De tragedie van Rwanda 1994

Twintig jaar geleden kwamen bijna een miljoen mensen om het leven in Rwanda. Er was destijds amper mediabelangstelling voor. Het was een direct resultaat van een eeuw koloniaal bewind en met medeplichtigheid van Frankrijk onder de ‘socialistische’ president Mitterand. Een dossier door ANDY FORD.

De genocide in Rwanda in april tot juni 1994 is een van de meest verschrikkelijke gebeurtenissen uit de geschiedenis. Naar schatting kwamen 900.000 mensen om het leven, vaak werden ze omgebracht door buren of collega’s. Rwanda is een klein land in het hart van Afrika. Er is een vruchtbare vulkanische bodem, voldoende regen en het ligt hoog genoeg waardoor er geen malaria is voor mensen of tsetsevliegen die het vee aantasten. Hierdoor kende het land steeds een grote bevolkingsdichtheid en hield het de Europese invloeden wat op afstand.

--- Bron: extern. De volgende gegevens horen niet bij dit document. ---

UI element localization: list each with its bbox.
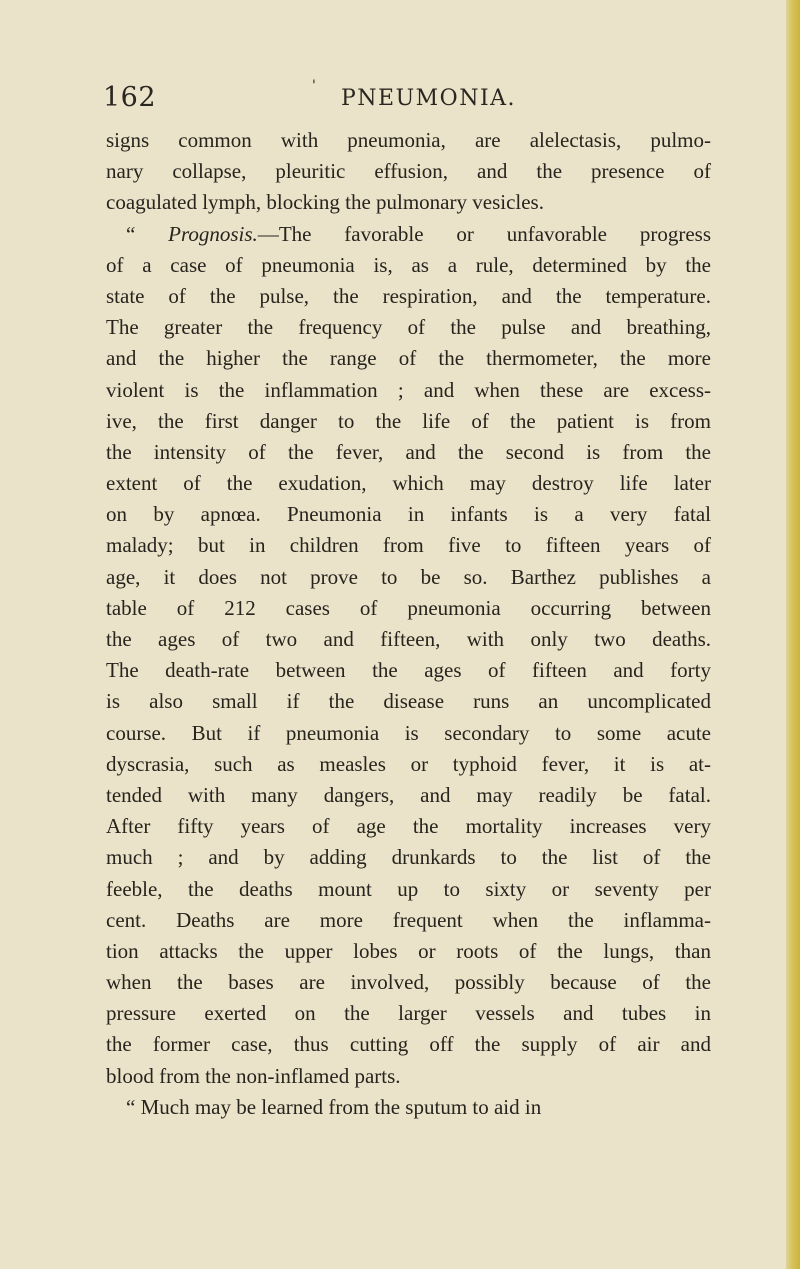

Het pre-koloniale Rwanda bestond uit een samenleving die stilaan een staatsvorm aannam met de opkomst van een ‘koning’ en een staat op basis van clans. De overleving gebeurde mondeling, het schrift bestond er nog niet. Koning Rwabugiri (1860-95) consolideerde het eerste echte koninkrijk door andere clans te veroveren of ermee samen te werken. Het was een samenleving gebaseerd op veeteelt met het ‘ubuhake’-systeem waarbij veeboeren het ‘vee’ uitleenden aan mensen in ruil voor diensten en loyaliteit, en/of toegang tot de grond voor grasland. Voor wie het minder goed had, was er ‘ubureetwa’ – het gebruik van grond in ruil voor onbetaalde arbeid – of ‘akaze’, gewoon onbetaalde arbeid.

‘Tutsi’ was een losse term voor wie vee had, ‘hutu’ voor wie geen vee had. De onderlinge banden en gemengde huwelijken waren erg gewoon, beiden spraken dezelfde taal. Een Belgische missionaris merkte in 1922 op: “De termen Tutsi en Hutu verwijzen niet naar afkomst, maar naar de sociale voorwaarden van rijkdom, in het bijzonder inzake vee. Wie een stamhoofd of rijk is, wordt aangewezen als een Tutsi.” (Catherine Newbury, The Cohesion of Oppression: Clientship and Ethnicity in Rwanda 1860-1960, Columbia University Press, 1993)

Koloniale Rwanda

Rwanda werd op het congres van Berlijn in 1884 aan Duitsland toegekend. Op dat congres werd het Afrikaanse continent verdeeld tussen de Europese machten. De Duitse heersende klasse kreeg het nieuwe grondgebied pas in 1894 effectief in handen toen graaf van Gatzen in Kigali aankwam. Duitsland had weinig impact op de afgelegen kolonie, maar het verdreef wel Belgische indringers vanuit Congo dat onder de controle van koning Leopold II stond. Er werden ook middelen uit de kolonie gehaald in de vorm van een belasting op hutten die via de Rwandese koning werd opgelegd.

Belastingen voor hutten, eigenlijk voor iedere woonst, werden door het Britse Rijk in Zuid-Afrika gebruikt om de zelfvoorzienende boeren in de kapitalistische economie te dwingen. Ze moesten een loon verdienen door voor Britse bedrijven te werken zodat ze de belastingen aan de Britten konden betalen.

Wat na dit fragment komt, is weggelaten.